For a year we have been unearthing oak,
Unraveling coiled roots from the soil’s grasp.
We have bared the mighty timber limbs
That explored the cold dark places,
The corded arms that reached for the world’s heart.
We have teased and untangled the Gorgon’s hair
Of rootlets intermeshed with fungal mould.
The fresh rain will wash the roots clean
So that we can weave them intricately
Into corn dolly, osier wickerwork plaits.
Where the North Sea wind unpeels the dunes
And etches the land with their abrasive sand;
Where the curlew cries over the shingle shore
And the bittern booms from the rushy fens;
There at the confluence of air, sea and land
Let us build our interdimensional henge.
An unbroken ring of oak trunks, a palisade
To enclose the sanctuary of the inverted tree,
The gateway is a single-bole, twin-trunked oak,
A tuning fork through which a man might barely pass.
Under this gate they have buried me.
I was fed a meal of summer berries –
Bramble, whortle, elder, damson and crab.
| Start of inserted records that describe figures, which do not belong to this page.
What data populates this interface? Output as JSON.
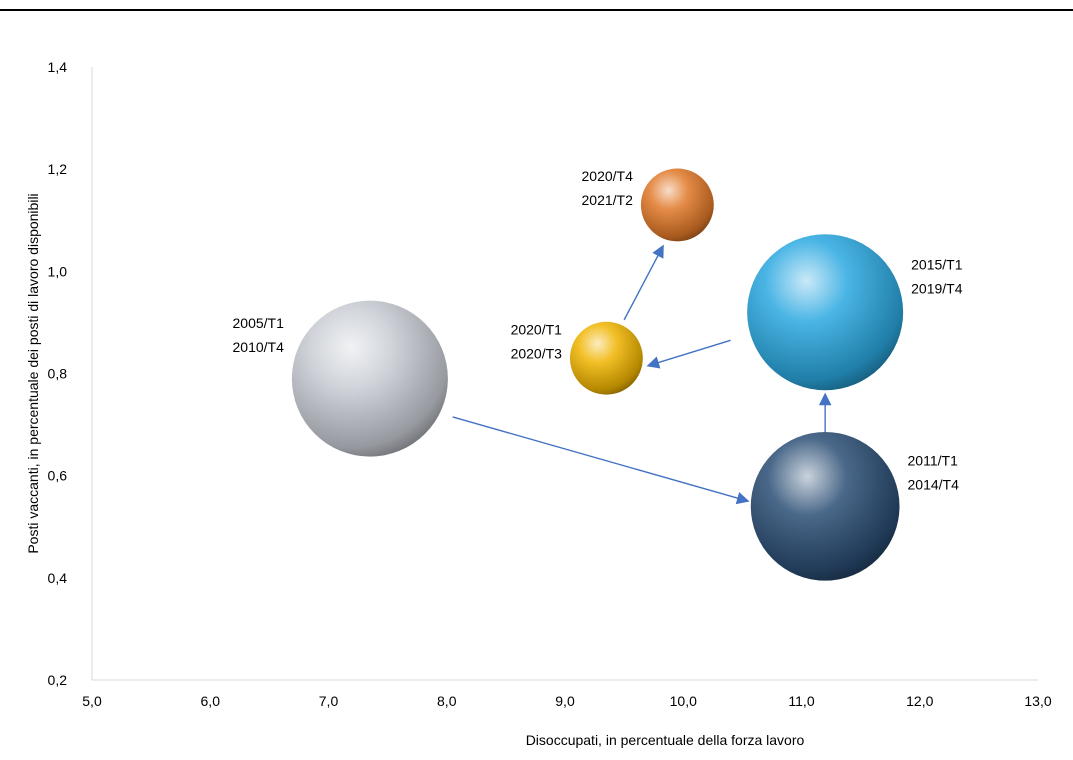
{
  "chart_data": {
    "type": "bubble",
    "xlabel": "Disoccupati, in percentuale della forza lavoro",
    "ylabel": "Posti vaccanti, in percentuale dei posti di lavoro disponibili",
    "xlim": [
      5.0,
      13.0
    ],
    "ylim": [
      0.2,
      1.4
    ],
    "x_ticks": [
      "5,0",
      "6,0",
      "7,0",
      "8,0",
      "9,0",
      "10,0",
      "11,0",
      "12,0",
      "13,0"
    ],
    "y_ticks": [
      "0,2",
      "0,4",
      "0,6",
      "0,8",
      "1,0",
      "1,2",
      "1,4"
    ],
    "grid": false,
    "legend": "none",
    "points": [
      {
        "label": [
          "2005/T1",
          "2010/T4"
        ],
        "x": 7.35,
        "y": 0.79,
        "size": 5.5,
        "color": "#c8ccd4"
      },
      {
        "label": [
          "2011/T1",
          "2014/T4"
        ],
        "x": 11.2,
        "y": 0.54,
        "size": 5.0,
        "color": "#2a4d74"
      },
      {
        "label": [
          "2015/T1",
          "2019/T4"
        ],
        "x": 11.2,
        "y": 0.92,
        "size": 5.5,
        "color": "#2aa8e0"
      },
      {
        "label": [
          "2020/T1",
          "2020/T3"
        ],
        "x": 9.35,
        "y": 0.83,
        "size": 1.2,
        "color": "#f0b400"
      },
      {
        "label": [
          "2020/T4",
          "2021/T2"
        ],
        "x": 9.95,
        "y": 1.13,
        "size": 1.2,
        "color": "#e07828"
      }
    ],
    "arrows": [
      {
        "from": [
          8.05,
          0.715
        ],
        "to": [
          10.55,
          0.55
        ]
      },
      {
        "from": [
          11.2,
          0.685
        ],
        "to": [
          11.2,
          0.76
        ]
      },
      {
        "from": [
          10.4,
          0.865
        ],
        "to": [
          9.7,
          0.815
        ]
      },
      {
        "from": [
          9.5,
          0.905
        ],
        "to": [
          9.83,
          1.05
        ]
      }
    ],
    "arrow_color": "#4472c4"
  }
}
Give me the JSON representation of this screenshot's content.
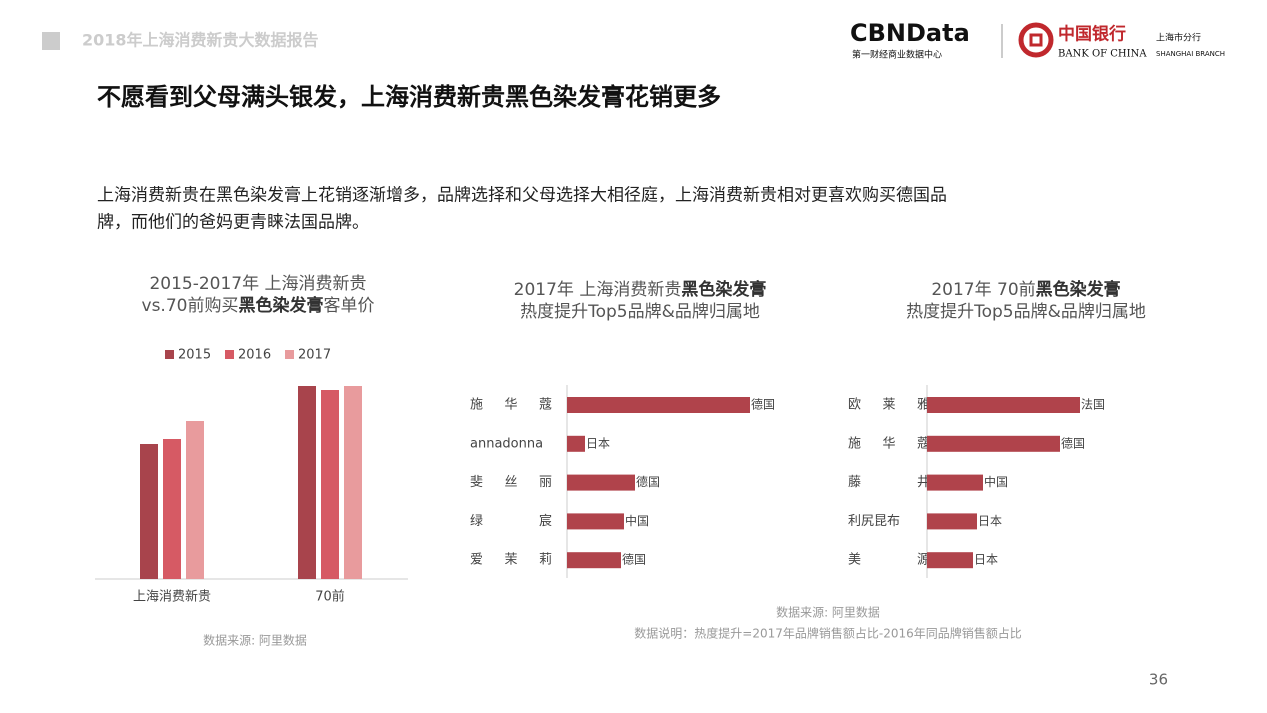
{
  "header": {
    "report": "2018年上海消费新贵大数据报告",
    "logo_main": "CBNData",
    "logo_sub": "第一财经商业数据中心",
    "bank_cn": "中国银行",
    "bank_en": "BANK OF CHINA",
    "branch_cn": "上海市分行",
    "branch_en": "SHANGHAI BRANCH"
  },
  "title": "不愿看到父母满头银发，上海消费新贵黑色染发膏花销更多",
  "body": [
    "上海消费新贵在黑色染发膏上花销逐渐增多，品牌选择和父母选择大相径庭，上海消费新贵相对更喜欢购买德国品",
    "牌，而他们的爸妈更青睐法国品牌。"
  ],
  "chart_data": [
    {
      "type": "bar",
      "title": [
        [
          {
            "text": "2015-2017年 上海消费新贵"
          }
        ],
        [
          {
            "text": "vs.70前购买"
          },
          {
            "text": "黑色染发膏",
            "bold": true
          },
          {
            "text": "客单价"
          }
        ]
      ],
      "categories": [
        "上海消费新贵",
        "70前"
      ],
      "series": [
        {
          "name": "2015",
          "color": "#a8444c",
          "values": [
            135,
            193
          ]
        },
        {
          "name": "2016",
          "color": "#d65a64",
          "values": [
            140,
            189
          ]
        },
        {
          "name": "2017",
          "color": "#e89b9d",
          "values": [
            158,
            193
          ]
        }
      ],
      "source": "数据来源: 阿里数据"
    },
    {
      "type": "hbar",
      "title": [
        [
          {
            "text": "2017年  上海消费新贵"
          },
          {
            "text": "黑色染发膏",
            "bold": true
          }
        ],
        [
          {
            "text": "热度提升Top5品牌&品牌归属地"
          }
        ]
      ],
      "categories": [
        "施 华 蔻",
        "annadonna",
        "斐 丝 丽",
        "绿 宸",
        "爱 茉 莉"
      ],
      "values": [
        183,
        18,
        68,
        57,
        54
      ],
      "value_labels": [
        "德国",
        "日本",
        "德国",
        "中国",
        "德国"
      ],
      "color": "#b0434b"
    },
    {
      "type": "hbar",
      "title": [
        [
          {
            "text": "2017年  70前"
          },
          {
            "text": "黑色染发膏",
            "bold": true
          }
        ],
        [
          {
            "text": "热度提升Top5品牌&品牌归属地"
          }
        ]
      ],
      "categories": [
        "欧 莱 雅",
        "施 华 蔻",
        "藤 井",
        "利尻昆布",
        "美 源"
      ],
      "values": [
        153,
        133,
        56,
        50,
        46
      ],
      "value_labels": [
        "法国",
        "德国",
        "中国",
        "日本",
        "日本"
      ],
      "color": "#b0434b"
    }
  ],
  "notes": [
    "数据来源: 阿里数据",
    "数据说明：热度提升=2017年品牌销售额占比-2016年同品牌销售额占比"
  ],
  "page_number": "36"
}
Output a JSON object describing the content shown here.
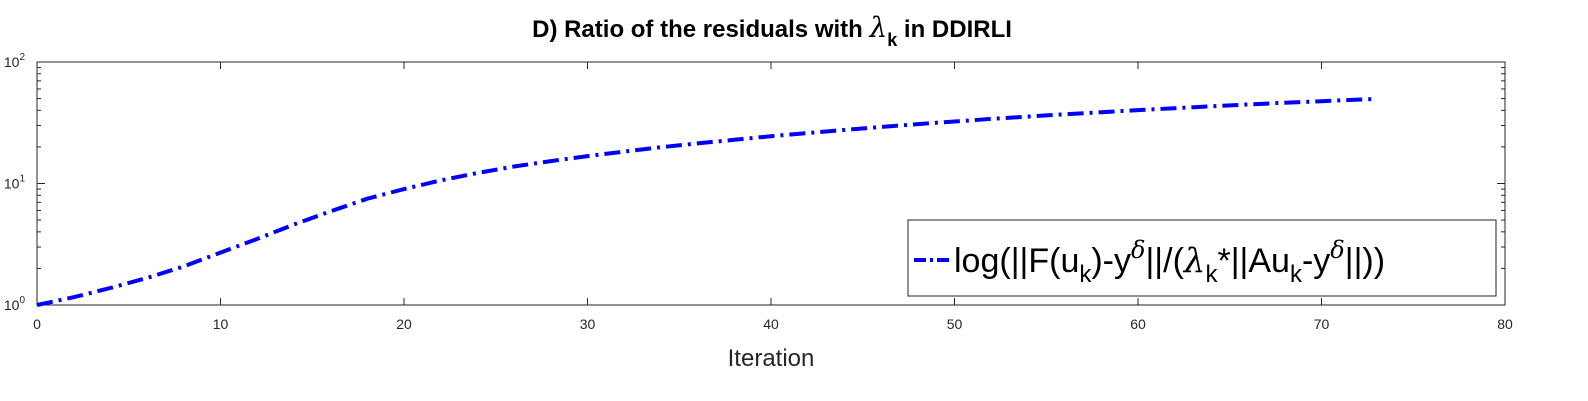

And a mix of autumn grains and nuts –
Barley, rye, oat, acorn, mast and cob.
Four fair maids have washed my hair in dew,
Combed and braided it in periwinkle shells.
They each in turn made gentle love to me,
Gave me to drink hemlock, mead and agaric
Before they took the leather cord and strangled me.
When the wild North Sea scoured the coast
And the dunes of centuries were washed away,
Standing in silt at the tide’s furthest reach,
A curious circle of ancient stumps was found.
At the epicentre, at the very cusp and hub,
A strange replanted oak tree stood,
Its head in the earth, its roots in the air
So that it might draw downwards the radiant dawn,
The cries of plovers, curlews and terns,
And the laughter of lovers to feed the dead.